Percival Creek tumbles into Capital Lake on the west side through a heavily forested gulch. Railroad tracks follow the stream’s course up the hill, making it easy to follow along for a while, and the creek itself is a beautiful lowland waterway, green and full of life. Unfortunately, the woods are not really pristine, and I pass the middens of several homeless camps as I make my way up from the lakeshore. The garbage looks out of place – old diapers and toilet paper, torn sleeping bags and stained, diseased mattresses – like a herpes blister on the Mona Lisa’s smile. I take photos of the pretty stuff instead.
Percival Creek gets smaller as I get closer to the top of the hill and it eventually tails off to the south. Between the creek and Black Lake there is a canal, a half-built monument to commerce that never really developed. I need to find out more about the history of this section. (If anyone can steer me toward the who, what and why of the canal, please get in touch.)

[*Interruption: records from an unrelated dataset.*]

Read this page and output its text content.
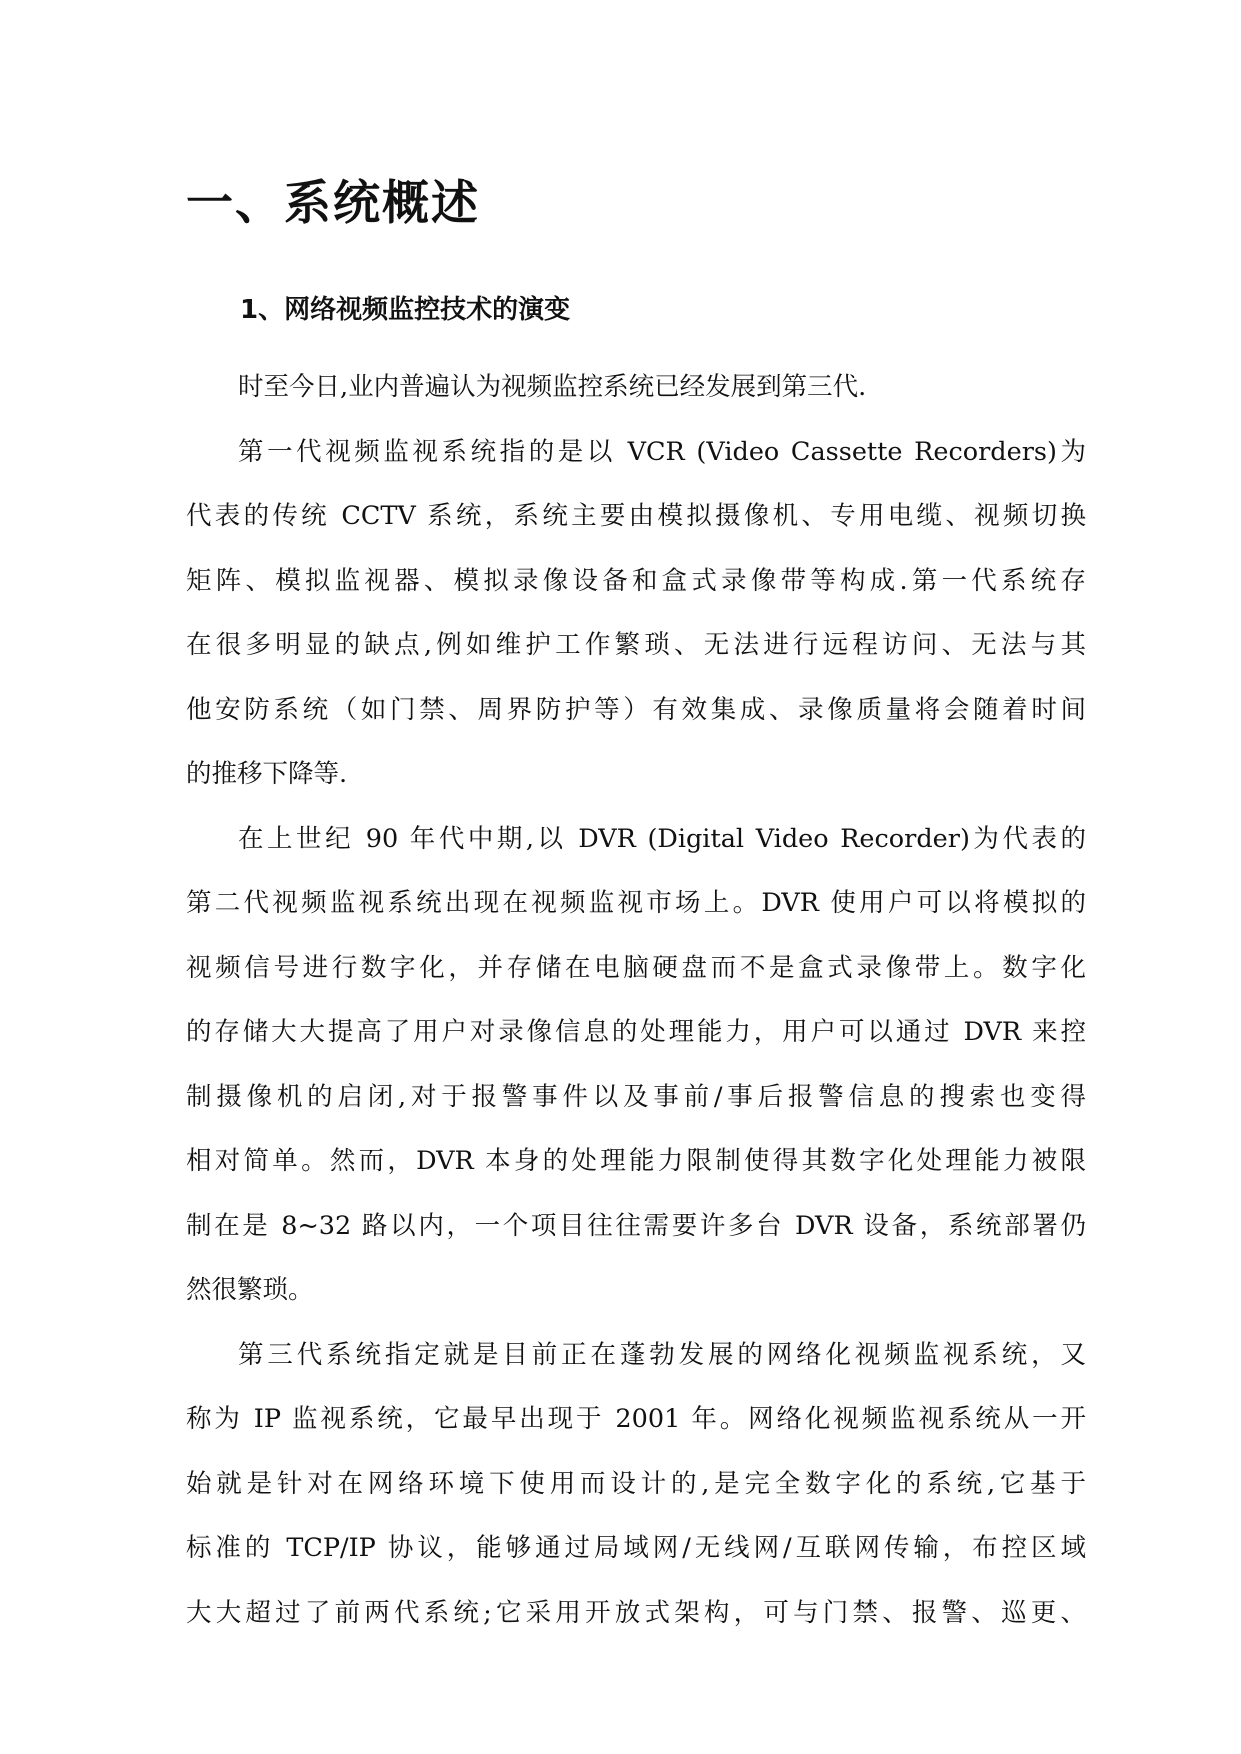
一、系统概述
1、网络视频监控技术的演变

时至今日,业内普遍认为视频监控系统已经发展到第三代.

第一代视频监视系统指的是以 VCR (Video Cassette Recorders)为
代表的传统 CCTV 系统，系统主要由模拟摄像机、专用电缆、视频切换
矩阵、模拟监视器、模拟录像设备和盒式录像带等构成.第一代系统存
在很多明显的缺点,例如维护工作繁琐、无法进行远程访问、无法与其
他安防系统（如门禁、周界防护等）有效集成、录像质量将会随着时间
的推移下降等.

在上世纪 90 年代中期,以 DVR (Digital Video Recorder)为代表的
第二代视频监视系统出现在视频监视市场上。DVR 使用户可以将模拟的
视频信号进行数字化，并存储在电脑硬盘而不是盒式录像带上。数字化
的存储大大提高了用户对录像信息的处理能力，用户可以通过 DVR 来控
制摄像机的启闭,对于报警事件以及事前/事后报警信息的搜索也变得
相对简单。然而，DVR 本身的处理能力限制使得其数字化处理能力被限
制在是 8~32 路以内，一个项目往往需要许多台 DVR 设备，系统部署仍
然很繁琐。

第三代系统指定就是目前正在蓬勃发展的网络化视频监视系统，又
称为 IP 监视系统，它最早出现于 2001 年。网络化视频监视系统从一开
始就是针对在网络环境下使用而设计的,是完全数字化的系统,它基于
标准的 TCP/IP 协议，能够通过局域网/无线网/互联网传输，布控区域
大大超过了前两代系统;它采用开放式架构，可与门禁、报警、巡更、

It’s a little green world, and a relatively clear water trail. The water flows slowly, almost imperceptibly, as a light rain begins to fall. Everything is green, everything. The banks of the canal and the uplands that surround it is covered in grasses, reeds, brush and trees. I walk through some of the meadows that front the canal, pushing through waist-high grass, sticking my nose into the wildflowers.

The water in the canal is completely slack where it meets up with Black Lake. Gravity has not begun to work on it yet, at least not as far as I can tell. I look out onto the lake, where my trip is to continue on the next day. I can’t see the south end, where I know the swamp awaits, but I can feel it. I’m on my way.